The son’s throat tightened and he tried to restart the car, but his hands were shaking now, fingers clumsy on the key. He stalled again immediately because he was panicking, and the dad laughed in this short, mean burst. The guy in the work truck looked up, just briefly, and looked away again, which somehow made it worse—like even strangers could tell this was a private humiliation happening in public.

Control slips: the dad grabs at the lesson like it’s a steering wheel

At some point the dad stopped teaching and started trying to take over without switching seats. He reached toward the stick, pointing too close, his finger hovering like he was going to slap the son’s hand away from the shifter. He didn’t actually hit him, but he got physical in that impatient way—tapping the son’s knee, snapping his fingers near the console, gesturing aggressively at the pedals as if the son could see through the floorboard.

“You’re not listening,” his dad kept saying, while also not letting the son finish a single action without interrupting it. The son tried to explain that the yelling was making it harder, and that landed like an insult. His dad’s voice went colder for a second, which was almost worse.

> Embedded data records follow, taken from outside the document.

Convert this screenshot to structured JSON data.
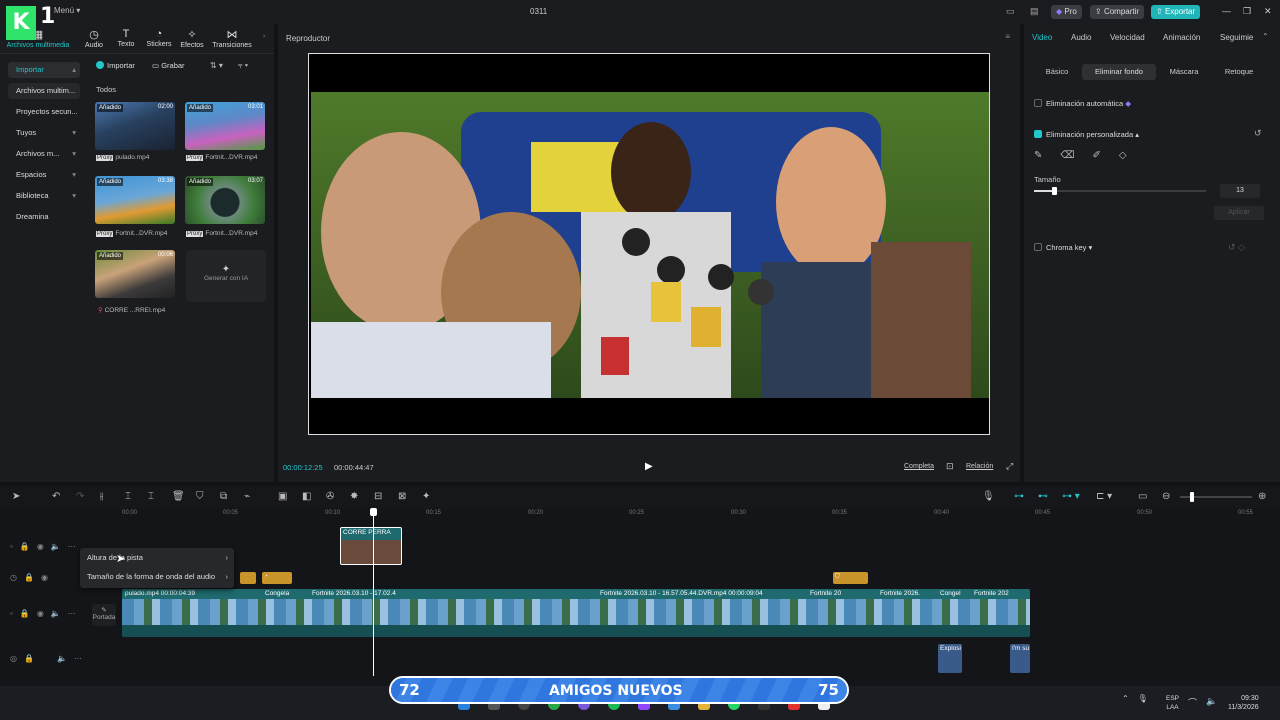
{
  "app": {
    "logo": "K",
    "logo_number": "1",
    "menu": "Menú",
    "project_title": "0311",
    "pro": "Pro",
    "share": "Compartir",
    "export": "Exportar"
  },
  "media_tabs": [
    {
      "label": "Archivos multimedia",
      "icon": "media-icon"
    },
    {
      "label": "Audio",
      "icon": "audio-icon"
    },
    {
      "label": "Texto",
      "icon": "text-icon"
    },
    {
      "label": "Stickers",
      "icon": "sticker-icon"
    },
    {
      "label": "Efectos",
      "icon": "effects-icon"
    },
    {
      "label": "Transiciones",
      "icon": "transitions-icon"
    }
  ],
  "left_nav": [
    "Importar",
    "Archivos multim...",
    "Proyectos secun...",
    "Tuyos",
    "Archivos m...",
    "Espacios",
    "Biblioteca",
    "Dreamina"
  ],
  "media": {
    "import": "Importar",
    "record": "Grabar",
    "all": "Todos",
    "added": "Añadido",
    "proxy": "Proxy",
    "items": [
      {
        "name": "pulado.mp4",
        "duration": "02:00"
      },
      {
        "name": "Fortnit...DVR.mp4",
        "duration": "03:01"
      },
      {
        "name": "Fortnit...DVR.mp4",
        "duration": "03:38"
      },
      {
        "name": "Fortnit...DVR.mp4",
        "duration": "03:07"
      },
      {
        "name": "CORRE ...RREI.mp4",
        "duration": "00:06"
      }
    ],
    "generate_ai": "Generar con IA"
  },
  "player": {
    "title": "Reproductor",
    "current_time": "00:00:12:25",
    "total_time": "00:00:44:47",
    "full": "Completa",
    "ratio": "Relación"
  },
  "inspector": {
    "tabs": [
      "Video",
      "Audio",
      "Velocidad",
      "Animación",
      "Seguimie"
    ],
    "subtabs": [
      "Básico",
      "Eliminar fondo",
      "Máscara",
      "Retoque"
    ],
    "auto_remove": "Eliminación automática",
    "custom_remove": "Eliminación personalizada",
    "size_label": "Tamaño",
    "size_value": "13",
    "apply": "Aplicar",
    "chroma_key": "Chroma key"
  },
  "timeline": {
    "ruler": [
      "00:00",
      "00:05",
      "00:10",
      "00:15",
      "00:20",
      "00:25",
      "00:30",
      "00:35",
      "00:40",
      "00:45",
      "00:50",
      "00:55"
    ],
    "cover": "Portada",
    "clip_top": "CORRE PERRA",
    "main_clips": [
      {
        "label": "pulado.mp4  00:00:04:39"
      },
      {
        "label": "Congela"
      },
      {
        "label": "Fortnite 2026.03.10 - 17.02.4"
      },
      {
        "label": "Fortnite 2026.03.10 - 16.57.05.44.DVR.mp4  00:00:09:04"
      },
      {
        "label": "Fortnite 20"
      },
      {
        "label": "Fortnite 2026."
      },
      {
        "label": "Congel"
      },
      {
        "label": "Fortnite 202"
      }
    ],
    "audio_clips": [
      "Explosi",
      "I'm su"
    ],
    "ctx_menu": [
      "Altura de la pista",
      "Tamaño de la forma de onda del audio"
    ]
  },
  "banner": {
    "left": "72",
    "center": "AMIGOS NUEVOS",
    "right": "75"
  },
  "taskbar": {
    "lang": "ESP",
    "lang2": "LAA",
    "time": "09:30",
    "date": "11/3/2026"
  },
  "colors": {
    "accent": "#21c7c9",
    "panel": "#1b1c1f",
    "banner": "#2c6fd1"
  }
}
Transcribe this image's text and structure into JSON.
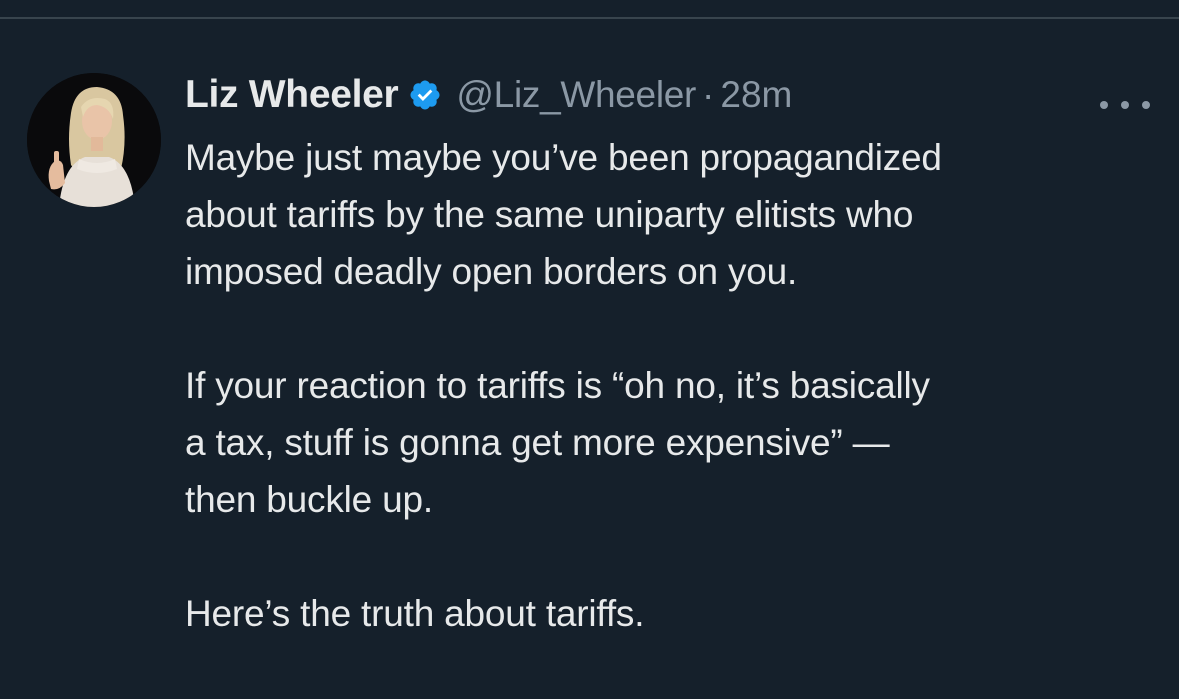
{
  "tweet": {
    "author": {
      "display_name": "Liz Wheeler",
      "handle": "@Liz_Wheeler",
      "verified": true,
      "verified_icon": "verified-badge-icon",
      "verified_color": "#1d9bf0"
    },
    "separator": "·",
    "timestamp": "28m",
    "more_icon": "more-options-icon",
    "paragraphs": [
      {
        "lines": [
          "Maybe just maybe you’ve been propagandized",
          "about tariffs by the same uniparty elitists who",
          "imposed deadly open borders on you."
        ]
      },
      {
        "lines": [
          "If your reaction to tariffs is “oh no, it’s basically",
          "a tax, stuff is gonna get more expensive” —",
          "then buckle up."
        ]
      },
      {
        "lines": [
          "Here’s the truth about tariffs."
        ]
      }
    ]
  },
  "colors": {
    "background": "#15202b",
    "text_primary": "#e7e9ea",
    "text_secondary": "#8b98a5",
    "divider": "#38444d"
  }
}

“Oh, so it’s my fault,” his dad said, like he’d been waiting for an excuse to turn it into a bigger fight. Then he launched right back into it, louder: “You can’t handle basic instructions. That’s the problem. You just don’t think.” The son stared straight ahead, blinking too hard, doing that thing where you hold your face still so nobody can accuse you of being dramatic.

They tried again, and the car moved, sort of. The son managed a shaky loop around two empty spaces and the line of faded paint marking the perimeter of the lot. But he could feel his dad waiting for the next mistake, like a referee who already decided the outcome.

The lesson ends the way it started: with the dad sure he’s right

Eventually the son’s leg started to cramp from holding the clutch down so long, and his brain felt scrambled from the constant noise. He pulled the car to a stop and put it in neutral, engine idling, hoping for a reset. He said, quietly, that maybe they should take a break for a minute.

His dad took that as quitting. “Of course you want a break,” he snapped. “You always want to stop when something’s hard.” The son’s jaw tightened, and for the first time he pushed back—nothing huge, just a “Can you stop yelling? I can’t learn like this.”

His dad stared at him like he’d just been challenged in public, even though they were alone in the car. “I’m not yelling,” he insisted, while clearly raising his voice. Then he hit him with another “hopeless,” like it was a lesson in itself, and told him to get out so he could drive them home before the son “wrecked the clutch.”

The son switched seats without arguing, because arguing felt pointless and also because he could feel that tight pressure behind his eyes that meant he was close to tearing up. His dad peeled out of the parking space like he had something to prove, shifting smoothly, the car suddenly obedient in his hands. The son sat there watching the storefronts slide by, feeling embarrassed and angry in equal measure, thinking about how this was supposed to be one of those dad-and-son moments people talk about later.

By the time they got home, his dad was acting like the whole thing had been a normal lesson that simply revealed an inconvenient truth: the son “just wasn’t cut out for it.” He told him they’d “try again another time” in the same tone you’d use for someone who’d failed a simple test. The son went inside knowing the real problem wasn’t the clutch or the stick or the timing—it was that his dad wanted to be the guy who teaches, but only if the student magically arrives already good, and now there was this new, ugly memory sitting in the parking lot with the skid marks and the word “hopeless” still ringing in his ears.